Читаем Казнь Николая Гумилева. Разгадка трагедии полностью

С уверенностью можно сказать, что в канун своего возвращения в Россию в марте 1918 года Гумилев был, по крайней мере, не враждебен новому политическому режиму.С лета 1917 года, после того как российское Военное министерство командировало его из Петрограда на Салоникский фронт в качестве корреспондента "Русской Воли" (обычная военно-политическая уловка, применяемая для проезда офицеров, направляющихся в зарубежные экспедиционные части через нейтральные страны), Гумилев, так и не добравшийся до театра военных действий на Балканах, работал сначала в парижской Канцелярии военного комиссара русских войск во Франции, а затем — в шифровальном отделе Русского правительственного комитета в Лондоне. О происходящем на родине он, занимая такие должности, был, естественно, вполне осведомлен и иллюзий питать не мог. Более того — с революционными волнениями поэт был знаком не понаслышке.

В конце августа и первой декаде сентября 1917 года (по старому стилю), вместе со своим непосредственным начальником, военным комиссаром Временного правительства Е. И. Раппом, и генералами Занкевичем и Лохвицким, он участвовал в мерах по подавлению восстания русских бригад, размещенных в военном лагере Ля Куртин (в департаменте Крёз, между Лиможем и Клермон-Ферраном). Эти войска, еще в начале года доблестно сражавшиеся в Энской битве в составе Пятой французской армии и даже получившие на свои знамена французский Военный крест с пальмой, после выхода в марте печально известного приказа № 1 Совета рабочих и солдатских депутатов [51]изгнали офицеров, разложились и теперь представляли собой уже не военную часть, а анархическую вольницу, терроризирующую местное население.
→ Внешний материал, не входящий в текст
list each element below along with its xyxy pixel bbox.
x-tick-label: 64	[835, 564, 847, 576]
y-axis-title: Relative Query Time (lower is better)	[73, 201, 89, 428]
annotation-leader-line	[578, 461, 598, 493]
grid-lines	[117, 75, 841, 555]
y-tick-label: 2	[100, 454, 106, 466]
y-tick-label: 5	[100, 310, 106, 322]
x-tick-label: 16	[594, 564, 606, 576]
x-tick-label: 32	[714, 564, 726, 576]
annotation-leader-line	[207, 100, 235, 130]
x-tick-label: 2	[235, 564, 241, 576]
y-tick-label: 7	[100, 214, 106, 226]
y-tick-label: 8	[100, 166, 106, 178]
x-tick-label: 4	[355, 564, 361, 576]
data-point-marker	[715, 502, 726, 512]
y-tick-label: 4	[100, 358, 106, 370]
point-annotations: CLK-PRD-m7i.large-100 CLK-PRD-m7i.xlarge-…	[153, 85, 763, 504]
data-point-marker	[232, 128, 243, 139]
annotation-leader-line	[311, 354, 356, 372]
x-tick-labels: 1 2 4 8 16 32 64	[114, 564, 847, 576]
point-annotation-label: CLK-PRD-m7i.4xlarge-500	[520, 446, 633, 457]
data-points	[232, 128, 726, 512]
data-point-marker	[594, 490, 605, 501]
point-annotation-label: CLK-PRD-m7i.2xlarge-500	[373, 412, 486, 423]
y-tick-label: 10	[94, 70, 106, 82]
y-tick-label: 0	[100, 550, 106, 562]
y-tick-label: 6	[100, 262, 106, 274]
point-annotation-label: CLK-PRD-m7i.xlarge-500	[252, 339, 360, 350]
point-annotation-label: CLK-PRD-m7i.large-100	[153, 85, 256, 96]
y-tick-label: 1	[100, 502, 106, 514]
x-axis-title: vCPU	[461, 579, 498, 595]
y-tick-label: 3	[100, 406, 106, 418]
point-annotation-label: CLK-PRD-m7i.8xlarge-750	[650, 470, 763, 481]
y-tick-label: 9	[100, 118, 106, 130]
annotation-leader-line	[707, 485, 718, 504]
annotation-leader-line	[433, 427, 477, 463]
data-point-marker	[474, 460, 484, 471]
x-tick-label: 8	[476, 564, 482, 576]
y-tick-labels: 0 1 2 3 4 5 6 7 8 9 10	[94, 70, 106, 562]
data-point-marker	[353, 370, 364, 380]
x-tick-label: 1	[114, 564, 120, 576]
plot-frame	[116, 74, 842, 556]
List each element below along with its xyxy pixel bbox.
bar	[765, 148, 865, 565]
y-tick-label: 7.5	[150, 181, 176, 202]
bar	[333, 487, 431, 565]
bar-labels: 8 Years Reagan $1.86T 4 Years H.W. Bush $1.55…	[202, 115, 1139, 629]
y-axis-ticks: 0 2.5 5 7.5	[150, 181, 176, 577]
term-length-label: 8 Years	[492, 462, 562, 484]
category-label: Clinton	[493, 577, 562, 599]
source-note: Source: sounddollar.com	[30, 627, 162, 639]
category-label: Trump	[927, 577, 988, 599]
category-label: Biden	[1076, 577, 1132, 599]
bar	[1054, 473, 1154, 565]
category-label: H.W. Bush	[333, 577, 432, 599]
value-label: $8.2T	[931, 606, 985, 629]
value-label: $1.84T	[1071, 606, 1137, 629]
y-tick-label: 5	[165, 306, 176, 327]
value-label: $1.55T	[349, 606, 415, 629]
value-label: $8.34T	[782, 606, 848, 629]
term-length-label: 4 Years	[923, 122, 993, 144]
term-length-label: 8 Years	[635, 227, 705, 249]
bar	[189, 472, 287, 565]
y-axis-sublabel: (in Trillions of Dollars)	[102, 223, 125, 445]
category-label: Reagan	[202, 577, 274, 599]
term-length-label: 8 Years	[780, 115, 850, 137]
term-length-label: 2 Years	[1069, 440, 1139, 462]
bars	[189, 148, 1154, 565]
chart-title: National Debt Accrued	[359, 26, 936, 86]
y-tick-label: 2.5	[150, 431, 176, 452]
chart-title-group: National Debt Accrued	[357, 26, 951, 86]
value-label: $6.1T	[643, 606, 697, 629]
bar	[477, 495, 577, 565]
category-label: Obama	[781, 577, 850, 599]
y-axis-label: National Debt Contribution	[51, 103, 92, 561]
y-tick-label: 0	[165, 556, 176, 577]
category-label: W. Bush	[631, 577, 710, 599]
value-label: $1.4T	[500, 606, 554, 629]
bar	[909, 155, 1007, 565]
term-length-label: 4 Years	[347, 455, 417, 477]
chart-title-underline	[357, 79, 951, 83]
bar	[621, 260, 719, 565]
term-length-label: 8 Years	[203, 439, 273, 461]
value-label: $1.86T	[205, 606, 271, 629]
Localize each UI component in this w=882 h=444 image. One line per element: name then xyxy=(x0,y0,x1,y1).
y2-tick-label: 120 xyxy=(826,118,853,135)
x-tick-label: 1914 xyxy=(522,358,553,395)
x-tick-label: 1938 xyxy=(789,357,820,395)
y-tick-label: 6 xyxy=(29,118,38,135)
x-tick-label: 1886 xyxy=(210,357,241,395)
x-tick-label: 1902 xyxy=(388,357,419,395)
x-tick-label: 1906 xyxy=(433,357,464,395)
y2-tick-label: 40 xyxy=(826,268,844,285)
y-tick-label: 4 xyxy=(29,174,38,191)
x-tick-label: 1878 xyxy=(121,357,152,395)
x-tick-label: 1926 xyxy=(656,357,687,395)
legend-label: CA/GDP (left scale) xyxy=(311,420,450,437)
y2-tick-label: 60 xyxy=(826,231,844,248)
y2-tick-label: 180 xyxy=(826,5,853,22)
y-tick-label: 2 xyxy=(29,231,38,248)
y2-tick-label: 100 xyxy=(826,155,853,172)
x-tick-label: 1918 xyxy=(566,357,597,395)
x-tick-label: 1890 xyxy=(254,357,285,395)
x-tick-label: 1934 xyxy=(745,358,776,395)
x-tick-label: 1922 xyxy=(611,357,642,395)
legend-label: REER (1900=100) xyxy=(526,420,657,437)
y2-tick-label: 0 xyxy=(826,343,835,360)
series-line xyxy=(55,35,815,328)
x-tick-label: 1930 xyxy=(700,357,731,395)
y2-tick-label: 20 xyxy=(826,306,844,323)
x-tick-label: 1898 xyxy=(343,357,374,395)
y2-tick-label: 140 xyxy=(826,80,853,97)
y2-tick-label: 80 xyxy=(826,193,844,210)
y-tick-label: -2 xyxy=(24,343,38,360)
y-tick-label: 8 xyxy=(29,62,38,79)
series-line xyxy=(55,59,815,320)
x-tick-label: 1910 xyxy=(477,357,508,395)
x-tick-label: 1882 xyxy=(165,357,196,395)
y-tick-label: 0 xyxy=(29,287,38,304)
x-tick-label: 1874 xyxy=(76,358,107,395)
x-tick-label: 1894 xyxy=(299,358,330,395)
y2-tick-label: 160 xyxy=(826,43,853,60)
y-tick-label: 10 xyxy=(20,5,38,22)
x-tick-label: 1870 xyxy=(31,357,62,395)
Гумилев в эти дни в полной мере мог оценить справедливость слов Пушкина о "бессмысленном и беспощадном русском бунте"! Именно он вел переговоры с главарями мятежников, неадекватными и не желавшими прислушаться ни к каким резонам. После того, как было принято решение о подавлении бунта артиллерийским огнем верных Временному правительству русских экспедиционных частей, Гумилев был на батарее. По свидетельству очевидца, после доклада о готовности расчета поэт снял фуражку, перекрестился, сказал: "Господи, спаси Россию и наших русских дураков!" — и дал отмашку [52].

По официальным подсчетам, среди мятежников было 9 убитых и 49 раненых, после чего гарнизон Ля Куртин выбросил белый флаг [53].

Гумилев же, вернувшись в Париж, написал по поручению М. А. Занкевича подробный отчет для военного министра М. И. Терещенко, где, в частности, указывал в качестве главной причины происшедшей трагедии — влияние "русских газет самого крайнего направления", а также "ленинско-махаевскую" пропаганду "отдельных лиц из эмиграции, получивших свободный доступ в солдатскую массу" [54].

Нет, назвать Николая Степановича в 1917–1918 годах наивным мечтателем, не понимающим, что вокруг него происходит (как это иногда делали некоторые мемуаристы, доходя до "трудных" лет войны и революции [55]), не получается никак!

К этому следует добавить, что в Лондоне, весной 1918 года, когда в России уже было разогнано Учредительное собрание и вовсю велись сепаратные переговоры с Германией (завершившиеся позорным для страны Брестским миром), Гумилев, в отличие от других работников распущенного шифровального отдела Русского правительственного комитета [56], имел возможность, при желании, быстро найти работу, обеспечивающую хотя бы минимальный достаток. Это гарантировал поэту его поклонник, русский англичанин Борис Анреп (в будущем — великий мозаичист, один из создателей нового здания Национальной галереи), уже тогда имевший существенный вес в художественных кругах Англии. "Я уговаривал его не ехать, — вспоминал Анреп, — но все было напрасно. Родина тянула его. Во мне этого чувства не было: я уехал из России в 1908 году и устроил свою жизнь за границей" [57].